As is well known, shutting in a drilling and completions well, e.g., an oil well, a gas well, a water well, a disposal well, an injection well or the like, also referred to herein as a well, is required following an undesired influx of formation fluids into the wellbore from the surrounding formation during drilling operations. This undesired influx of formation fluids is also referred to as a “kick.” After shutting in the well, additional formation fluid continues to flow into the well. Conventionally drillers, also referred to herein interchangeably as rig personnel, users and operators, must keep the well shut in following a kick, i.e., after “taking a kick,” until they have obtained stabilized shut in casing pressure (SICP) and shut in drill pipe pressure (SIDPP) readings. As the additional fluid flows into the well, wellbore fluid is compressed and the SICP increases until the influx stops when bottom hole pressure (BHP) equals the surrounding formation pressure. As the influx volume increases, the maximum pressure exerted at the well shoe during circulation increases. Especially when the formation surrounding the well has low permeability, there is a slow pressure build up and corresponding long pressure build up curve. Common industry well control practices require that a well remain shut in for many hours in a static condition to allow these pressures to stabilize. In some cases, this long wait period may still not generate a true stabilized SICP and SIDPP. The very gradual increase in SICP can result in choosing an inaccurate stabilized SICP and SIDPP. This can lead to circulating the well in an underbalanced state, resulting in an increase in influx size and therefore an increase in environmental and safety risks involved in a well control event. The inaccurate choices for SICP will lead to attempts by rig personnel to kill the well with improper density drilling mud, also referred to as kill weight mud (KWM), which results in additional nonproductive time. Kill weight mud is a drilling mud, also referred to as drilling fluid, having sufficient density to prevent fluids from flowing into the wellbore.

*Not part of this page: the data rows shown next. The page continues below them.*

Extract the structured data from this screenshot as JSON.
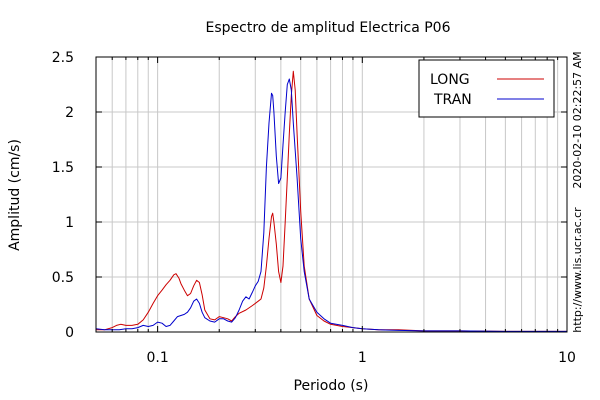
{
  "chart_data": {
    "type": "line",
    "title": "Espectro de amplitud Electrica P06",
    "xlabel": "Periodo (s)",
    "ylabel": "Amplitud (cm/s)",
    "x_scale": "log",
    "xlim": [
      0.05,
      10
    ],
    "ylim": [
      0,
      2.5
    ],
    "x_ticks": [
      {
        "value": 0.1,
        "label": "0.1"
      },
      {
        "value": 1,
        "label": "1"
      },
      {
        "value": 10,
        "label": "10"
      }
    ],
    "y_ticks": [
      {
        "value": 0,
        "label": "0"
      },
      {
        "value": 0.5,
        "label": "0.5"
      },
      {
        "value": 1,
        "label": "1"
      },
      {
        "value": 1.5,
        "label": "1.5"
      },
      {
        "value": 2,
        "label": "2"
      },
      {
        "value": 2.5,
        "label": "2.5"
      }
    ],
    "grid": true,
    "legend_position": "top-right",
    "side_labels": {
      "timestamp": "2020-02-10 02:22:57 AM",
      "url": "http://www.lis.ucr.ac.cr"
    },
    "series": [
      {
        "name": "LONG",
        "color": "#cc0000",
        "points": [
          [
            0.05,
            0.02
          ],
          [
            0.055,
            0.02
          ],
          [
            0.06,
            0.04
          ],
          [
            0.063,
            0.06
          ],
          [
            0.066,
            0.07
          ],
          [
            0.07,
            0.06
          ],
          [
            0.075,
            0.06
          ],
          [
            0.08,
            0.07
          ],
          [
            0.085,
            0.11
          ],
          [
            0.09,
            0.18
          ],
          [
            0.095,
            0.26
          ],
          [
            0.1,
            0.33
          ],
          [
            0.105,
            0.38
          ],
          [
            0.11,
            0.43
          ],
          [
            0.115,
            0.47
          ],
          [
            0.12,
            0.52
          ],
          [
            0.123,
            0.53
          ],
          [
            0.127,
            0.49
          ],
          [
            0.13,
            0.44
          ],
          [
            0.135,
            0.38
          ],
          [
            0.14,
            0.33
          ],
          [
            0.145,
            0.35
          ],
          [
            0.15,
            0.42
          ],
          [
            0.155,
            0.47
          ],
          [
            0.16,
            0.45
          ],
          [
            0.165,
            0.34
          ],
          [
            0.17,
            0.2
          ],
          [
            0.18,
            0.12
          ],
          [
            0.19,
            0.11
          ],
          [
            0.2,
            0.14
          ],
          [
            0.21,
            0.13
          ],
          [
            0.22,
            0.12
          ],
          [
            0.23,
            0.1
          ],
          [
            0.24,
            0.14
          ],
          [
            0.25,
            0.17
          ],
          [
            0.27,
            0.2
          ],
          [
            0.29,
            0.24
          ],
          [
            0.31,
            0.28
          ],
          [
            0.32,
            0.3
          ],
          [
            0.33,
            0.4
          ],
          [
            0.34,
            0.6
          ],
          [
            0.35,
            0.85
          ],
          [
            0.36,
            1.05
          ],
          [
            0.365,
            1.08
          ],
          [
            0.37,
            1.0
          ],
          [
            0.38,
            0.8
          ],
          [
            0.39,
            0.55
          ],
          [
            0.4,
            0.45
          ],
          [
            0.41,
            0.6
          ],
          [
            0.42,
            1.0
          ],
          [
            0.43,
            1.4
          ],
          [
            0.44,
            1.8
          ],
          [
            0.45,
            2.15
          ],
          [
            0.46,
            2.37
          ],
          [
            0.47,
            2.2
          ],
          [
            0.48,
            1.8
          ],
          [
            0.5,
            1.1
          ],
          [
            0.52,
            0.6
          ],
          [
            0.55,
            0.3
          ],
          [
            0.6,
            0.15
          ],
          [
            0.65,
            0.1
          ],
          [
            0.7,
            0.07
          ],
          [
            0.8,
            0.05
          ],
          [
            0.9,
            0.04
          ],
          [
            1.0,
            0.03
          ],
          [
            1.2,
            0.02
          ],
          [
            1.5,
            0.02
          ],
          [
            2,
            0.01
          ],
          [
            3,
            0.01
          ],
          [
            5,
            0.005
          ],
          [
            10,
            0.005
          ]
        ]
      },
      {
        "name": "TRAN",
        "color": "#0000cc",
        "points": [
          [
            0.05,
            0.03
          ],
          [
            0.055,
            0.02
          ],
          [
            0.06,
            0.02
          ],
          [
            0.065,
            0.02
          ],
          [
            0.07,
            0.03
          ],
          [
            0.075,
            0.03
          ],
          [
            0.08,
            0.04
          ],
          [
            0.085,
            0.06
          ],
          [
            0.09,
            0.05
          ],
          [
            0.095,
            0.06
          ],
          [
            0.1,
            0.09
          ],
          [
            0.105,
            0.08
          ],
          [
            0.11,
            0.05
          ],
          [
            0.115,
            0.06
          ],
          [
            0.12,
            0.1
          ],
          [
            0.125,
            0.14
          ],
          [
            0.13,
            0.15
          ],
          [
            0.135,
            0.16
          ],
          [
            0.14,
            0.18
          ],
          [
            0.145,
            0.22
          ],
          [
            0.15,
            0.28
          ],
          [
            0.155,
            0.3
          ],
          [
            0.16,
            0.26
          ],
          [
            0.165,
            0.18
          ],
          [
            0.17,
            0.13
          ],
          [
            0.18,
            0.1
          ],
          [
            0.19,
            0.09
          ],
          [
            0.2,
            0.12
          ],
          [
            0.21,
            0.12
          ],
          [
            0.22,
            0.1
          ],
          [
            0.23,
            0.09
          ],
          [
            0.24,
            0.13
          ],
          [
            0.25,
            0.2
          ],
          [
            0.26,
            0.28
          ],
          [
            0.27,
            0.32
          ],
          [
            0.28,
            0.3
          ],
          [
            0.29,
            0.36
          ],
          [
            0.3,
            0.42
          ],
          [
            0.31,
            0.46
          ],
          [
            0.32,
            0.55
          ],
          [
            0.33,
            0.9
          ],
          [
            0.34,
            1.5
          ],
          [
            0.35,
            1.9
          ],
          [
            0.36,
            2.17
          ],
          [
            0.365,
            2.15
          ],
          [
            0.37,
            2.0
          ],
          [
            0.38,
            1.6
          ],
          [
            0.39,
            1.35
          ],
          [
            0.4,
            1.4
          ],
          [
            0.41,
            1.7
          ],
          [
            0.42,
            2.0
          ],
          [
            0.43,
            2.25
          ],
          [
            0.44,
            2.3
          ],
          [
            0.45,
            2.2
          ],
          [
            0.46,
            1.9
          ],
          [
            0.48,
            1.4
          ],
          [
            0.5,
            0.85
          ],
          [
            0.52,
            0.55
          ],
          [
            0.55,
            0.3
          ],
          [
            0.6,
            0.18
          ],
          [
            0.65,
            0.12
          ],
          [
            0.7,
            0.08
          ],
          [
            0.8,
            0.06
          ],
          [
            0.9,
            0.04
          ],
          [
            1.0,
            0.03
          ],
          [
            1.2,
            0.02
          ],
          [
            1.5,
            0.015
          ],
          [
            2,
            0.01
          ],
          [
            3,
            0.01
          ],
          [
            5,
            0.005
          ],
          [
            10,
            0.005
          ]
        ]
      }
    ]
  }
}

FIG. 1 is a simplified cross-sectional view illustrating a subsea well according to the prior art. A surface mud pump 2 is used to pump drilling mud into a drill pipe 6, downhole and back to the surface through a well annulus 8 and to a choke line 15. Choke line 15 includes a valve 14 for controlling flow of drilling mud there through. A number of pressure sensors are typically provided, such as drill pipe pressure sensor 4, kill line pressure sensor 16 in kill line 20, downhole pressure sensor 10 (in the downhole tools located in the wellbore), wellhead pressure sensor 18 and choke line pressure sensor 12. A pressure sensor can be located on a stand pipe manifold (not shown) for stand pipe pressure. The choke and kill pressure sensors can be located on a choke and kill high pressure manifold (not shown). FIG. 1 illustrates a subsea well, but this could also represent a land well.
There exists a need for a method of determining an accurate stabilized shut in casing pressure after shutting in a well after taking a kick to increase the safety and efficiency of the well kill.